My contract with WESH-TV wasn’t renewed. It was nothing I did wrong; the station is simply going in another direction. My last day at the station is today, which means my last day as a journalist may be today as well.

I have lived the reporter’s life since 2006. I’ve missed birthday celebrations, worked on holidays and skipped social outings to cover events that didn’t let out until midnight. Pick a time of day, and chances are I’ve been inside a newsroom, hunched over a computer, trying to craft the perfect sentence for a story that fewer than 100 people would read.
And I’ve loved every minute of it.

I am going to miss walking into the newsroom in the morning and not knowing where it may take me by the end of the night. I’m going to miss the tight deadlines, the bonds formed among fellow journalists and the feeling that my words and my videos could change someone’s life.
I won’t miss the coffee. Newsrooms have the worst coffee.

I could probably find a job as a reporter somewhere, either in Orlando or at some other news outlet somewhere in the country. And because I can’t foretell the future, that may happen. But there comes a time when it’s OK to walk away from a career. Being a reporter doesn’t define me. I also collect records, ride bicycles, drink Pabst Blue Ribbon, watch horror movies and enjoy watching birds.

Journalism is just a job.

I owe my entire career to a woman who looked past the typos on my first cover letter and hired me anyway. Her name is Jessie Thompson, my first editor at The News & Advance in Lynchburg, Virginia. Without her, I wouldn’t have had so much fun these past 10 years. How many other careers let you drink wine with pagans, interview handicapped pigs named Chris P. Bacon, eat fried turtle, star in a rap video, ride in a hot-air balloon shaped like a beer bottle, throw out the first pitch at a Spring Training game and strut around a nudist resort?

But I’ve also seen a lot of tragedy. I’ve written countless obituaries, talked to the families of murder victims and witnessed how communities react to mass shootings.
In the midst of so much death, there has always been good. Every community is filled with kind, hardworking people trying to make their corner of the world a better place. I’ve made it my mission to tell their stories. We need more local journalists doing that on television, in print and online.

The constant coverage of shootings, car accidents, sex crimes and mayhem is sometimes too much. It shouldn’t be ignored by local media outlets, because that stuff is important, but it leaves an incomplete picture of any single place. It’s wrong to think that news must be negative to be news. A profile on a unique person, the opening of new business or a feature on a local nonprofit is still news. Just because it doesn’t bleed doesn’t mean it can’t lead.

Readers and viewers must do their part, too. Stop clicking on every mugshot and every weird crime story on Facebook and Twitter. Don’t comment. Don’t share it. Demand better. Demand that your local journalists work for their stories and report on things that have real meaning in your town, city and region.
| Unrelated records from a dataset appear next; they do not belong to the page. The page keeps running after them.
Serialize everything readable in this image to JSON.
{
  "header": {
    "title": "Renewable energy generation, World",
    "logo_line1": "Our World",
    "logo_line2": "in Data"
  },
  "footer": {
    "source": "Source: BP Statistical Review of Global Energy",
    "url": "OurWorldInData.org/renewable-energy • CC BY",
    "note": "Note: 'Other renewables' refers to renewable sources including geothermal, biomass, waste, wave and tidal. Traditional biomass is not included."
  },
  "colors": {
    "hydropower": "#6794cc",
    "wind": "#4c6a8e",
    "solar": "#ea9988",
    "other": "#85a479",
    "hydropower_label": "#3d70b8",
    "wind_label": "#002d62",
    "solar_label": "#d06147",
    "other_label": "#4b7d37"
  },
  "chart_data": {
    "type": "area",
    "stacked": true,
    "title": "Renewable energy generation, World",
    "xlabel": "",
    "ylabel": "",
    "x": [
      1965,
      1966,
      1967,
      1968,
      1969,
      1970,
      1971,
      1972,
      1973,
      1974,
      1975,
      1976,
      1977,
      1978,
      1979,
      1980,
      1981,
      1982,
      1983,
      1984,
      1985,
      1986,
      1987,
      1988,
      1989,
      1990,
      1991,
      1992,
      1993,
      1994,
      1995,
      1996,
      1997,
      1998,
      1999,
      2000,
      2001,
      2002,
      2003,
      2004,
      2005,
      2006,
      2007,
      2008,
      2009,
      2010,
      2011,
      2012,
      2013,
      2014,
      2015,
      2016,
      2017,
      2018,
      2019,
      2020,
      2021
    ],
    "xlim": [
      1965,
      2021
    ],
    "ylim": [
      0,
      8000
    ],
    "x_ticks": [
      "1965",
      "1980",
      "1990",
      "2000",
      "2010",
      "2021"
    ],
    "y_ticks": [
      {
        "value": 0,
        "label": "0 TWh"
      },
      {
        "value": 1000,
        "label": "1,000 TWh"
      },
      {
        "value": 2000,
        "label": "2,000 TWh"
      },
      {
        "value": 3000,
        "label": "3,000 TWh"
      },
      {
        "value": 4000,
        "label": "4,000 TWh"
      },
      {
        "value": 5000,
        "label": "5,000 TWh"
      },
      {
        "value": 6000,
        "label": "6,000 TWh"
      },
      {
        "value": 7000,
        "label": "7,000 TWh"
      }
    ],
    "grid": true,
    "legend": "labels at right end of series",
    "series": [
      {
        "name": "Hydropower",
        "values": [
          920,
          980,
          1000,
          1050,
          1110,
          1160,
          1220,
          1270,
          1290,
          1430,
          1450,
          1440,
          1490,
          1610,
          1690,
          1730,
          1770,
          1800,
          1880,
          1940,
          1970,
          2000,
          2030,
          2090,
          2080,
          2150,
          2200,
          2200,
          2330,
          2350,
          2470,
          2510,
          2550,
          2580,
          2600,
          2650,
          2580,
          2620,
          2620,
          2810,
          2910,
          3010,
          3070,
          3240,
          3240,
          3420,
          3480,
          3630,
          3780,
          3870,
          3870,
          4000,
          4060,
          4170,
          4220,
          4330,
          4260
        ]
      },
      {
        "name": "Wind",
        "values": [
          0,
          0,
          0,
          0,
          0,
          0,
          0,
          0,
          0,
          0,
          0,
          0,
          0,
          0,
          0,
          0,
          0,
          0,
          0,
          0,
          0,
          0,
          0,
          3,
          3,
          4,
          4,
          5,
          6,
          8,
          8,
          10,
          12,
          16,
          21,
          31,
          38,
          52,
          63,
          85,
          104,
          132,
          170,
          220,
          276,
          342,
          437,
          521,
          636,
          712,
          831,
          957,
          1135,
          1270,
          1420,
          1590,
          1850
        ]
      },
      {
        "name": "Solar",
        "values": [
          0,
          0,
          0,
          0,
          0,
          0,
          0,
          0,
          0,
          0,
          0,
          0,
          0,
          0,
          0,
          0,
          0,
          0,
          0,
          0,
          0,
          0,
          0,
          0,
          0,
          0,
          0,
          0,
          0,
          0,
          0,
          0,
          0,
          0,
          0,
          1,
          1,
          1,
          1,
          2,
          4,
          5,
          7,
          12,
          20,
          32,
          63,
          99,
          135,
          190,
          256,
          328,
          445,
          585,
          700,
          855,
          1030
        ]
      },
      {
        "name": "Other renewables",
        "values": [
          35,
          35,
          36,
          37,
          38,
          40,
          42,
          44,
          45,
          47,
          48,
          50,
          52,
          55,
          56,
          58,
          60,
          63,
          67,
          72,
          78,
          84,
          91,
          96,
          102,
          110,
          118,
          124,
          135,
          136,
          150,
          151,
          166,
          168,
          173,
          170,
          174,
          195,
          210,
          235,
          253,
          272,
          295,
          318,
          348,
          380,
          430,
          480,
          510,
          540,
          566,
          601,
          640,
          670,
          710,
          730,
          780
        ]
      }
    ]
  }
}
Make reporters earn your trust. Force them to think about what they calling “news.” Recognize them when they do well, and hold them accountable when they can do better.

And the only way to do that is to watch the local news and subscribe to the local newspaper. Journalists don’t work for free.

I have no idea what I’ll do in my next career, but I hope to continue telling stories. It’s what I’m good at.

I’ve never been one to focus on the negative, so I won’t. Thanks for reading. Thanks for watching. Thanks for inviting me into your lives. Thanks for an amazing 10 years.